Objectives: To identify innovative and viable models of attention to childbirth and birth, which value normal childbirth and reduce the percentage of unnecessary c-sections. Provide women and babies with the right care, at the right time, during pregnancy, throughout labour and delivery, considering the structure and preparation of the multiprofessional team, evidence-based medicine, and sociocultural and affective conditions.

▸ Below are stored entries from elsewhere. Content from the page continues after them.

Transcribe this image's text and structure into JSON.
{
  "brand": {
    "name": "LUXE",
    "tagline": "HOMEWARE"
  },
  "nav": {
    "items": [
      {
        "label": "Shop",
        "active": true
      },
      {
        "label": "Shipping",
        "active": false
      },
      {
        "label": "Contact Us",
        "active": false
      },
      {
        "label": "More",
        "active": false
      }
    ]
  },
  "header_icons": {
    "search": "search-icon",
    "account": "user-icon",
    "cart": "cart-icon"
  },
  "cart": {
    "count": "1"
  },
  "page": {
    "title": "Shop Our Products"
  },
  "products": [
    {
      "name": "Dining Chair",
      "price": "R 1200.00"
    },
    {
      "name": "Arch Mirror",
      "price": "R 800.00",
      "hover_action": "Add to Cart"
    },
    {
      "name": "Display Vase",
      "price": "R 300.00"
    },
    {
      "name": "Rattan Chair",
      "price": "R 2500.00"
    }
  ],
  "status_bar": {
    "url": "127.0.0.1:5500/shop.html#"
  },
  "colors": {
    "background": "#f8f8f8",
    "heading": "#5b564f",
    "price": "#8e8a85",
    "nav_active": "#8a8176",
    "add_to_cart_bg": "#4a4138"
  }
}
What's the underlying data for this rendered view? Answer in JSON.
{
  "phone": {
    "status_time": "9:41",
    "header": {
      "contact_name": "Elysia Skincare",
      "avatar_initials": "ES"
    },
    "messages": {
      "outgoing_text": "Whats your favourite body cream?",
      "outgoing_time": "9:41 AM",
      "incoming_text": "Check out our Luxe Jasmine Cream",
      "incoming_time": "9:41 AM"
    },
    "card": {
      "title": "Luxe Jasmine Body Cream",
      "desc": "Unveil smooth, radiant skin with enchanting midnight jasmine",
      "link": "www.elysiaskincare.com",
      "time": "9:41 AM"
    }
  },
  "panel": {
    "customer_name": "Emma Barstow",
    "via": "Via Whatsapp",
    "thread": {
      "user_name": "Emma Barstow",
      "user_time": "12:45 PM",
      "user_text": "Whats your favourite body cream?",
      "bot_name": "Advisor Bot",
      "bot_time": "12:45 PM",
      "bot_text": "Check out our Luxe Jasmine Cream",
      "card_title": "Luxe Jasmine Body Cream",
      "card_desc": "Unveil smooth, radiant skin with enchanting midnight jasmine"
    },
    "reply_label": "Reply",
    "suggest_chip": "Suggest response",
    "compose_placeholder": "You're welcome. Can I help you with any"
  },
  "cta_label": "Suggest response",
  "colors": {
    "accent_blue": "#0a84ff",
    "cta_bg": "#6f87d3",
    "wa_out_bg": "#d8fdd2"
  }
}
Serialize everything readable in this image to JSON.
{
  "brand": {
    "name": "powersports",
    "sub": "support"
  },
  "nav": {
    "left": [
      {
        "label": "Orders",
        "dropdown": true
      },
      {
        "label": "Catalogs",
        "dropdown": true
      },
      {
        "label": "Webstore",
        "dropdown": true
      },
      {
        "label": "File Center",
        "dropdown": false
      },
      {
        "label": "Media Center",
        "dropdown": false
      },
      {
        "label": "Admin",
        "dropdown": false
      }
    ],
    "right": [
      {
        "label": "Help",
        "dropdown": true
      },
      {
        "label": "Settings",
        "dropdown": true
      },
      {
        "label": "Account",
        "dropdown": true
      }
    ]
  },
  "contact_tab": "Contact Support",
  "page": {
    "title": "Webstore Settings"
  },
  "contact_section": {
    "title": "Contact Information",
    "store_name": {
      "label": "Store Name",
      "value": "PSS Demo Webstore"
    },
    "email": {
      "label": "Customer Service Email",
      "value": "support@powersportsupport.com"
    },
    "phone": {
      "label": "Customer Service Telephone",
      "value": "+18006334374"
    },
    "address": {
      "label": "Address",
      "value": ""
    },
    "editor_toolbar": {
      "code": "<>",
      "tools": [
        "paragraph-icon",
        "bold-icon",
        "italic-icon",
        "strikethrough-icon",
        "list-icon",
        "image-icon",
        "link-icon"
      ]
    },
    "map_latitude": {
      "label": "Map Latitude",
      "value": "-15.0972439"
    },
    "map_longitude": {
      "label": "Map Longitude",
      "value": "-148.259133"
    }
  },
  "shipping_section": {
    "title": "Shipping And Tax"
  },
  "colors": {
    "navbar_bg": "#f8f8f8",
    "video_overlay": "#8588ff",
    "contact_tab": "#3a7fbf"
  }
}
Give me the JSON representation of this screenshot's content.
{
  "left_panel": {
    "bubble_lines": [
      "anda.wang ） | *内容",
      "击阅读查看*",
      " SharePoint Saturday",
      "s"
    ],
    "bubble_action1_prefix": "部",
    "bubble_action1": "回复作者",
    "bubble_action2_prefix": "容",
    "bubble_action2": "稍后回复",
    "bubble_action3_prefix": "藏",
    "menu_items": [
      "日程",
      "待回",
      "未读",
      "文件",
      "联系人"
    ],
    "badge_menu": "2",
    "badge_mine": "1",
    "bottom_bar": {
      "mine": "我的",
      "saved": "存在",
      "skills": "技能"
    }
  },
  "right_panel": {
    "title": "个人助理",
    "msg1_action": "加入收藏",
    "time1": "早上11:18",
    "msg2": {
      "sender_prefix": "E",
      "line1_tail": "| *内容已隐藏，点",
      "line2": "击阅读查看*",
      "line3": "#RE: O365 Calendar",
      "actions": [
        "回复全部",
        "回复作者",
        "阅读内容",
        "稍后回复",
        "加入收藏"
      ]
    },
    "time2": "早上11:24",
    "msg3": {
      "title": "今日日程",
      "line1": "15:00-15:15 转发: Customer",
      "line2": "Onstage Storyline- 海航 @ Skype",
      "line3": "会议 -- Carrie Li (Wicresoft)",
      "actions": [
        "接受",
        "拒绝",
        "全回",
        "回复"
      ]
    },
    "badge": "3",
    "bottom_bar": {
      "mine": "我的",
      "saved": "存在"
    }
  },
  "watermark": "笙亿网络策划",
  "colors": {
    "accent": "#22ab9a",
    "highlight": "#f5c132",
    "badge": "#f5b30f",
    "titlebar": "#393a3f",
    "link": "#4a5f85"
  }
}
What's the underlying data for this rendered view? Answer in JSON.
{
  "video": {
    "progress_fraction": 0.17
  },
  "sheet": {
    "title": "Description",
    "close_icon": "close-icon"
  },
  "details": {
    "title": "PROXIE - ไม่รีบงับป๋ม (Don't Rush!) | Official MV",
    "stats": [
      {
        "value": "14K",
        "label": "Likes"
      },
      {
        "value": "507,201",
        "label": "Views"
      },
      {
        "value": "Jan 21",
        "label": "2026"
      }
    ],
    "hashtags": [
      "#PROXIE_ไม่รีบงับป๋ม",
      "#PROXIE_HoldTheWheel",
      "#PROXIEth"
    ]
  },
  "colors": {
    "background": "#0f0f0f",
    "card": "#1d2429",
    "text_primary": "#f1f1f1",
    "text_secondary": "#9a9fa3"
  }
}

Methods: Parto Adequado (Appropriate Delivery) Project is a partenrship between Agencia Nacional de Saúde (ANS, regulatory agency), the Israelita Albert Einstein Hospital (HIAE) and the Institute for Healthcare Improvement (IHI), to develop an evidence-based programme including evidence-based implementation strategies, to be developed in several phases, initially with pilot studies, to finally result in a definitive intervention on the problem. Three models were proposed. Table 1

Results: Phase I participants: 19 health plans and 26 hospitals with pilot project. Among these, Amil Assistência Médica, Hospital da Luz and Hospital Pasteur respectively Health Plan and hospitals of United Health Group Brazil. In 18 months, more than 10 thousand c-sections without indication and 400 hospitalisations were avoided. Table 2

Conclusions: Based on the learning obtained in phase 1, ANS, IHI and HIAE launched Phase 2 of the project, which will be developed over two years, by 150 hospitals/maternities. UHG Brazil increased participation with 5 more hospitals besides the current ones and Amil.